Die Motoren verstummten. Die Kollegen der City Police sahen die offenen Türen meines Jaguars und zögerten noch, auszusteigen.
»Achtung, Gefahr«, brüllte ich über den Hof, »der Bursche ist geflüchtet.«
Langsam richtete ich mich hinter der Tonne auf, lief gebückt an der Hauswand entlang in Richtung Ausfahrt, um aus dem Scheinwerferkegel herauszukommen. Die Cops erkannten meine Absicht und schalteten für drei Sekunden ihr Licht aus.
Dann stand ich neben ihnen und schilderte in wenigen Sätzen den Versuch des Gangsters, mich zum Hafen zu dirigieren.
Ein Radiocar hatte bereits das vorläufige Ergebnis der Gangsterjagd an die Zentrale weitergegeben und Verstärkung angefordert, um den Häuserblock nach dem Killer abzusuchen.
Es dauerte nur wenige Minuten, bis weitere fünf Streifenwagen vor der Einfahrt hielten. Mit zwölf Mann begannen wir den Innenhof abzusuchen. Nach einer halben Stunde gaben wir auf, da es zu viele Möglichkeiten gab, durch die Häuser wieder auf die Straße zu fliehen.
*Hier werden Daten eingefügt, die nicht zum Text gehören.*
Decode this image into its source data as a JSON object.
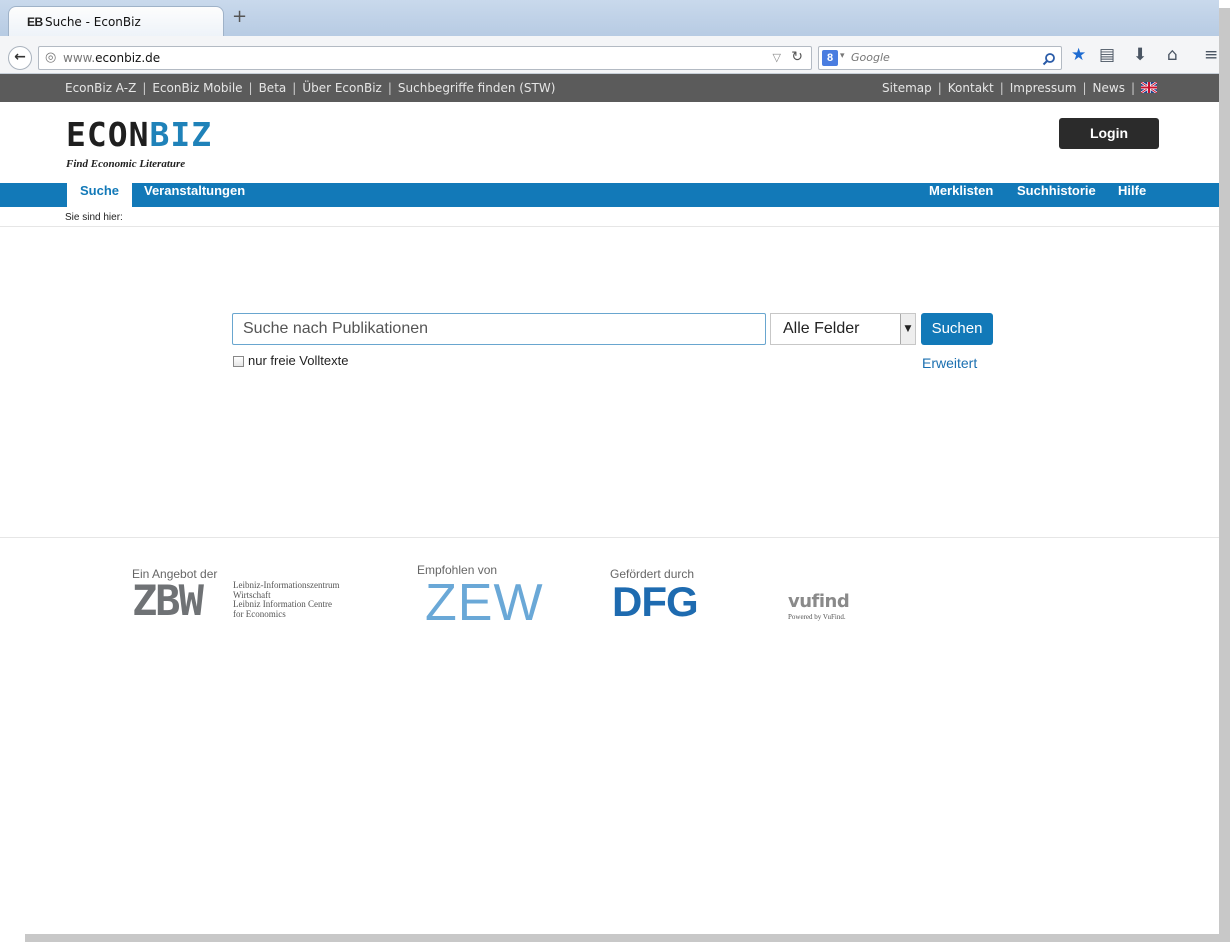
{
  "browser": {
    "tab_favicon": "EB",
    "tab_title": "Suche - EconBiz",
    "new_tab_label": "+",
    "url_prefix": "www.",
    "url_domain": "econbiz.de",
    "search_engine_badge": "8",
    "search_placeholder": "Google",
    "icons": [
      "back-arrow-icon",
      "globe-icon",
      "reload-icon",
      "search-magnifier-icon",
      "bookmark-star-icon",
      "reading-list-icon",
      "download-icon",
      "home-icon",
      "menu-icon"
    ]
  },
  "topbar": {
    "left_links": [
      "EconBiz A-Z",
      "EconBiz Mobile",
      "Beta",
      "Über EconBiz",
      "Suchbegriffe finden (STW)"
    ],
    "right_links": [
      "Sitemap",
      "Kontakt",
      "Impressum",
      "News"
    ],
    "separator": "|"
  },
  "header": {
    "logo_part1": "ECON",
    "logo_part2": "BIZ",
    "tagline": "Find Economic Literature",
    "login_label": "Login"
  },
  "mainnav": {
    "left": [
      "Suche",
      "Veranstaltungen"
    ],
    "right": [
      "Merklisten",
      "Suchhistorie",
      "Hilfe"
    ],
    "breadcrumb": "Sie sind hier:"
  },
  "search": {
    "placeholder": "Suche nach Publikationen",
    "field_select_value": "Alle Felder",
    "submit_label": "Suchen",
    "checkbox_label": "nur freie Volltexte",
    "advanced_link": "Erweitert"
  },
  "footer": {
    "zbw_caption": "Ein Angebot der",
    "zbw_logo": "ZBW",
    "zbw_text": [
      "Leibniz-Informationszentrum",
      "Wirtschaft",
      "Leibniz Information Centre",
      "for Economics"
    ],
    "zew_caption": "Empfohlen von",
    "zew_logo": "ZEW",
    "dfg_caption": "Gefördert durch",
    "dfg_logo": "DFG",
    "vufind_logo": "vufind",
    "vufind_sub": "Powered by VuFind."
  },
  "colors": {
    "accent": "#1279b8",
    "topbar_bg": "#5b5b5b",
    "login_bg": "#2b2b2b"
  }
}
Inzwischen war Phil eingetroffen.
»Na, alter Junge«, sagte er und klopfte mir auf die Schulter, »hast du einen schlechten Traum am Steuer gehabt?«
***
Minuten später hockten wir wieder in meinem Jaguar und preschten in Richtung Village, wo Miß Paine wohnte.
»Hast du immer noch nicht die Nase voll?« fragte mein Freund, »zweimal bist du heute mit einem blauen Auge davongekommen, du solltest dein Glück nicht weiter strapazieren.«
»Im Gegenteil. Die fieberhafte Eile, die der Gangsterboß an den Tag legt, mich endgültig auszuschalten, beweist mir, daß Ruhepausen unsererseits jetzt unangebracht sind. Es sieht ganz danach aus, daß wir auf der richtigen Spur sind. Eines steht fest: Er weiß haargenau, daß Brecket tot ist.«
Ich schilderte meinem Freund das Gespräch mit dem Gangster.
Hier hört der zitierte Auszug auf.